Though it was hard, I got over the cravings within six months and have never looked back. And quitting before I embarked on my weight-loss journey definitely helped me get stronger and fitter faster.
I knew that working out or running while smoking between 15 and 20 cigarettes a day wasn’t going to work. Even walking long distances became a real struggle after a while. According to the NHS website, the perks of quitting include everything from increased energy to reduced risks of developing cancers.
Then there was the booze.
London is full of bars and excellent restaurants. On some nights, I could easily down a bottle or two of Chablis wine, a calorific nightmare.
After doing more research, I completely cut alcohol out for eight months. Though I was never a big drinker, the benefits surfaced quite quickly. I was much less bloated and my skin looked fantastic, too.
My goal was never to get a beach bod for the summer
I didn’t care about getting my body ready for summer. Time frames add unnecessary pressure, and when my lifestyle was already largely dictated by my job, simply finding the time to work out was a feat of its own.

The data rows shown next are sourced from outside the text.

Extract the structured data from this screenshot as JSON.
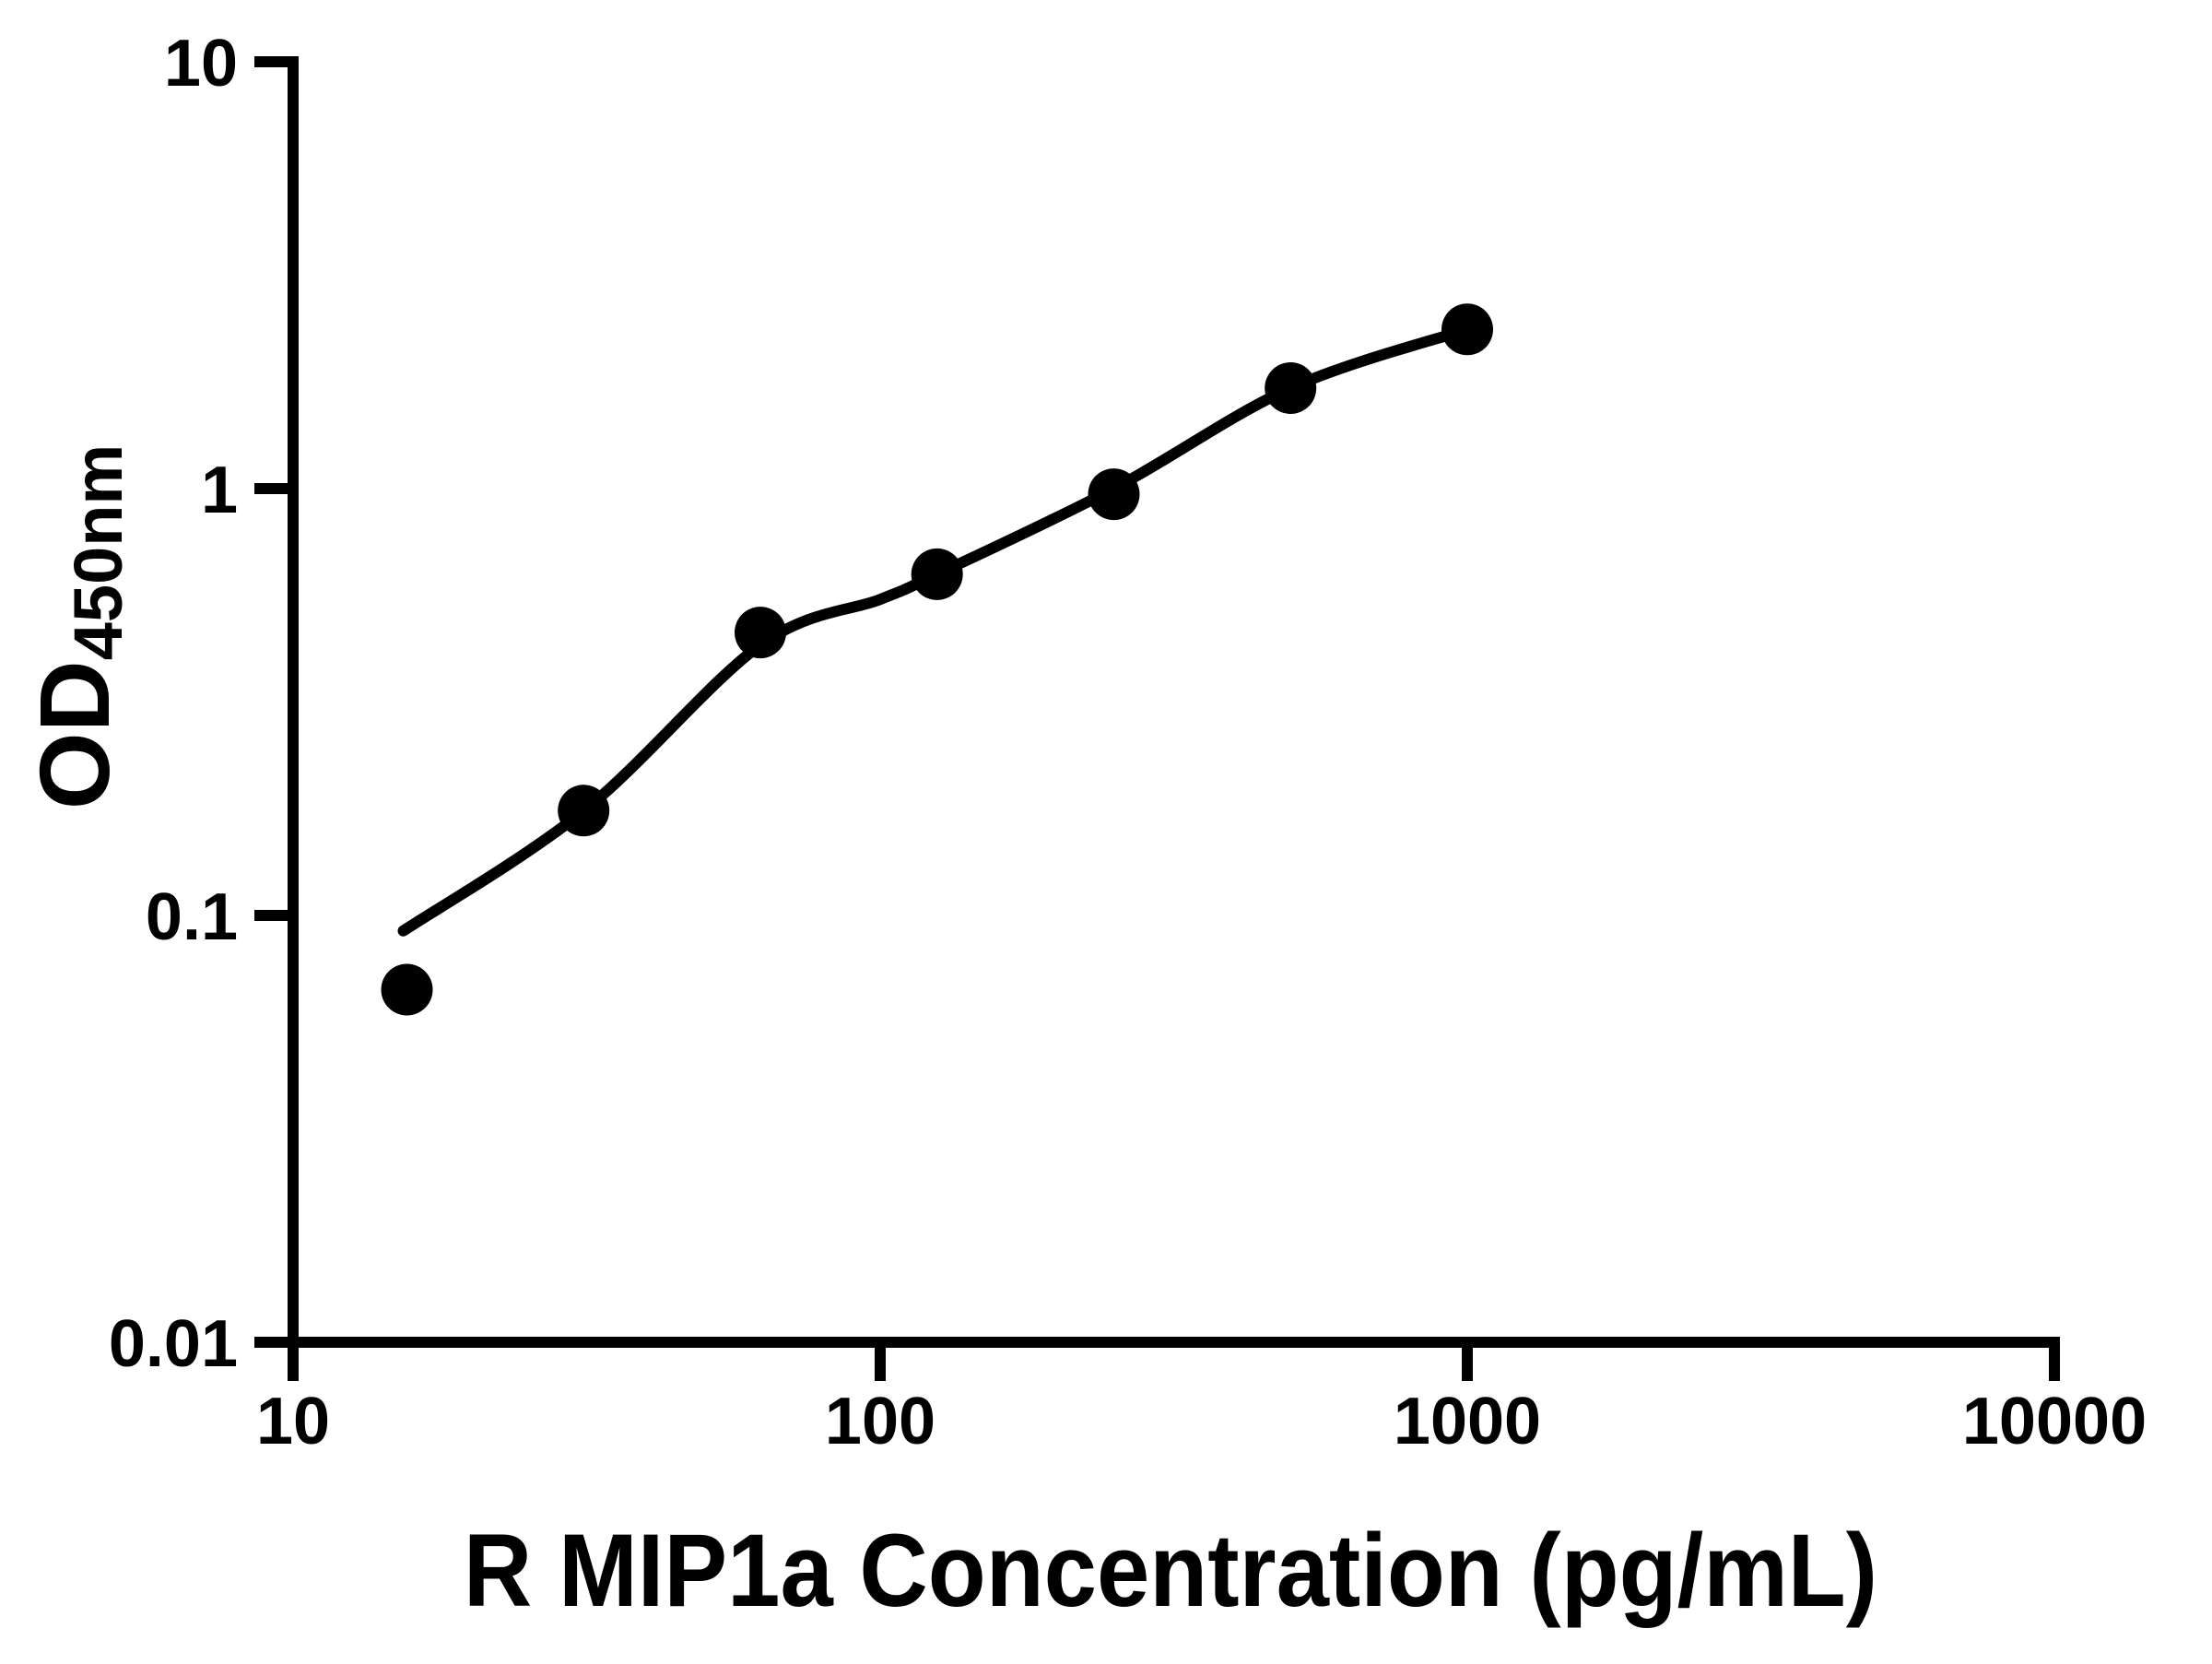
{
  "chart_data": {
    "type": "scatter",
    "title": "",
    "xlabel": "R MIP1a Concentration (pg/mL)",
    "ylabel": "OD450nm",
    "ylabel_main": "OD",
    "ylabel_sub": "450nm",
    "x_scale": "log",
    "y_scale": "log",
    "xlim": [
      10,
      10000
    ],
    "ylim": [
      0.01,
      10
    ],
    "grid": false,
    "legend": "none",
    "marker_color": "#000000",
    "line_color": "#000000",
    "background_color": "#ffffff",
    "x_ticks": [
      {
        "label": "10",
        "value": 10
      },
      {
        "label": "100",
        "value": 100
      },
      {
        "label": "1000",
        "value": 1000
      },
      {
        "label": "10000",
        "value": 10000
      }
    ],
    "y_ticks": [
      {
        "label": "10",
        "value": 10
      },
      {
        "label": "1",
        "value": 1
      },
      {
        "label": "0.1",
        "value": 0.1
      },
      {
        "label": "0.01",
        "value": 0.01
      }
    ],
    "points": [
      {
        "x": 15.625,
        "y": 0.067
      },
      {
        "x": 31.25,
        "y": 0.176
      },
      {
        "x": 62.5,
        "y": 0.46
      },
      {
        "x": 125,
        "y": 0.63
      },
      {
        "x": 250,
        "y": 0.97
      },
      {
        "x": 500,
        "y": 1.72
      },
      {
        "x": 1000,
        "y": 2.36
      }
    ],
    "curve_points": [
      {
        "x": 15.4,
        "y": 0.092
      },
      {
        "x": 31.3,
        "y": 0.176
      },
      {
        "x": 62.5,
        "y": 0.43
      },
      {
        "x": 100,
        "y": 0.55
      },
      {
        "x": 125,
        "y": 0.63
      },
      {
        "x": 250,
        "y": 1.0
      },
      {
        "x": 500,
        "y": 1.72
      },
      {
        "x": 1000,
        "y": 2.36
      }
    ]
  }
}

Over the last two years, I’ve learned that weight loss should be on your terms. Instead of obsessing over strict time frames or seasons, find a schedule that suits you. At the very least, it’ll be a more sustainable practice in the long run.
I preach doing things in stages. If you give yourself too many goals, ambitions, or tasks at the same time, the likelihood of caving in is much higher.
Start as you mean to go on, patiently and productively.
Focusing on the mental boost from exercise over the physical results helped
Throughout this journey, I’ve figured out that the best thing for squashing all of life’s stressors is endorphins.
I became slightly addicted to the boost that comes after working out. Running, even if it’s just for 20 minutes, not only made me feel great, but it also helped my mind function a little bit better.
The only way you’ll succeed in your weight-loss goals and make lasting change is if you enjoy your new lifestyle, and craving that post-workout high made that possible for me.
Eating well, in moderation, and exercising for a healthy heart and mind made me a happier person — the fit body was just a bonus.